Doch besonders in der Unter- und Mittelstufe werden, so die Herausgeber/innen, Texte über den Holocaust häufig so gelesen, als könnten sie feste, gültige Wahrheiten vermitteln. Dabei werde jedoch – besonders bei Texten von Zeitzeug/innen – der Konstruktionscharakter der Texte zumeist außer Acht gelassen. Ein keineswegs unbeabsichtigter Prozess, schließlich solle auf diese Weise der Bericht über „authentisch Erlebtes“ Empathie bei den Jugendlichen auslösen. Für Birkmeyer und Kliewer stellt sich deshalb die Frage, wie Schüler/innen an Texten zum Holocaust dennoch lernen können, Quellenkritik zu üben und den Konstruktionscharakter der Narration zu analysieren. Die Herausgeber/innen plädieren dafür, Schüler/innen verstärkt medienkritische Kompetenzen zu vermitteln. Doch inwieweit sollten junge Menschen bereits mit der Medialität und Konstruktion von Holocaustdarstellung konfrontiert werden? Um diese Frage anzugehen, schlagen die Herausgeber/innen vor, im Unterricht die unterschiedlichen Perspektiven und Zugänge zu der einen Geschichte als Zusammenstellung verschiedener Geschichten zu erarbeiten.

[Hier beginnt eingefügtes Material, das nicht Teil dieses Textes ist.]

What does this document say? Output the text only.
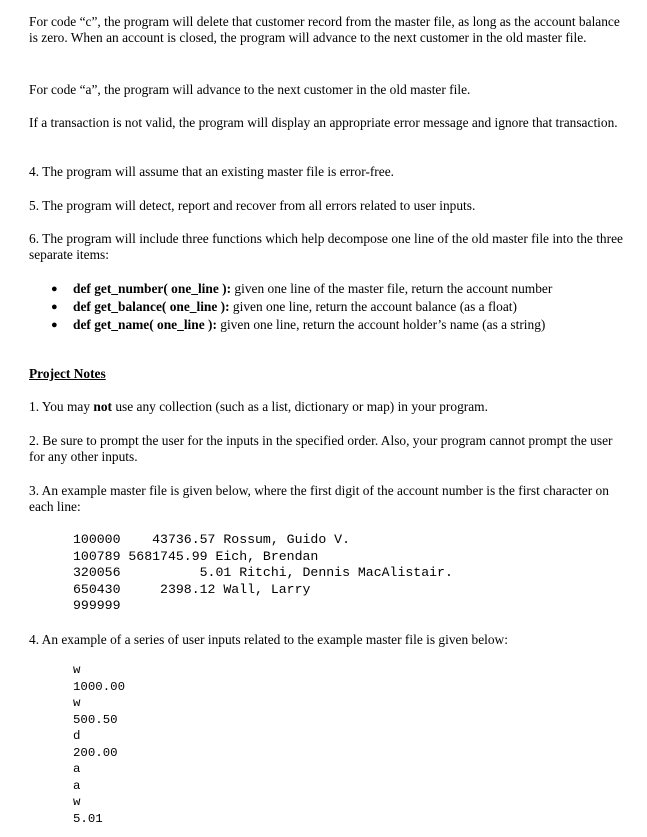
For code “c”, the program will delete that customer record from the master file, as long as the account balance is zero. When an account is closed, the program will advance to the next customer in the old master file.

For code “a”, the program will advance to the next customer in the old master file.

If a transaction is not valid, the program will display an appropriate error message and ignore that transaction.

4. The program will assume that an existing master file is error-free.

5. The program will detect, report and recover from all errors related to user inputs.

6. The program will include three functions which help decompose one line of the old master file into the three separate items:

● def get_number( one_line ): given one line of the master file, return the account number
● def get_balance( one_line ): given one line, return the account balance (as a float)
● def get_name( one_line ): given one line, return the account holder’s name (as a string)
Project Notes

1. You may not use any collection (such as a list, dictionary or map) in your program.

2. Be sure to prompt the user for the inputs in the specified order. Also, your program cannot prompt the user for any other inputs.

3. An example master file is given below, where the first digit of the account number is the first character on each line:

100000    43736.57 Rossum, Guido V.
100789 5681745.99 Eich, Brendan
320056          5.01 Ritchi, Dennis MacAlistair.
650430     2398.12 Wall, Larry
999999

4. An example of a series of user inputs related to the example master file is given below:

w
1000.00
w
500.50
d
200.00
a
a
w
5.01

Die so erfolgende Infragestellung einer angeblichen Objektivität in der Geschichtsschreibung bereitet idealerweise eine quellenkritische Analyse von Holocaustdarstellungen vor, dazu können auch Interviews mit Zeitzeug/innen gehören. Hierfür eigne sich in besonderem Maße die Literatur, denn an ihr lasse sich die Kompetenz erwerben und üben, Gespräche über und anhand von literarischen Texten zu führen. Ein solides historisches Wissen in Verbindung mit der Fähigkeit, literarische und mediale Angebote als Quelle der Erinnerung zu decodieren, bietet dafür die zu erlernende Grundlage.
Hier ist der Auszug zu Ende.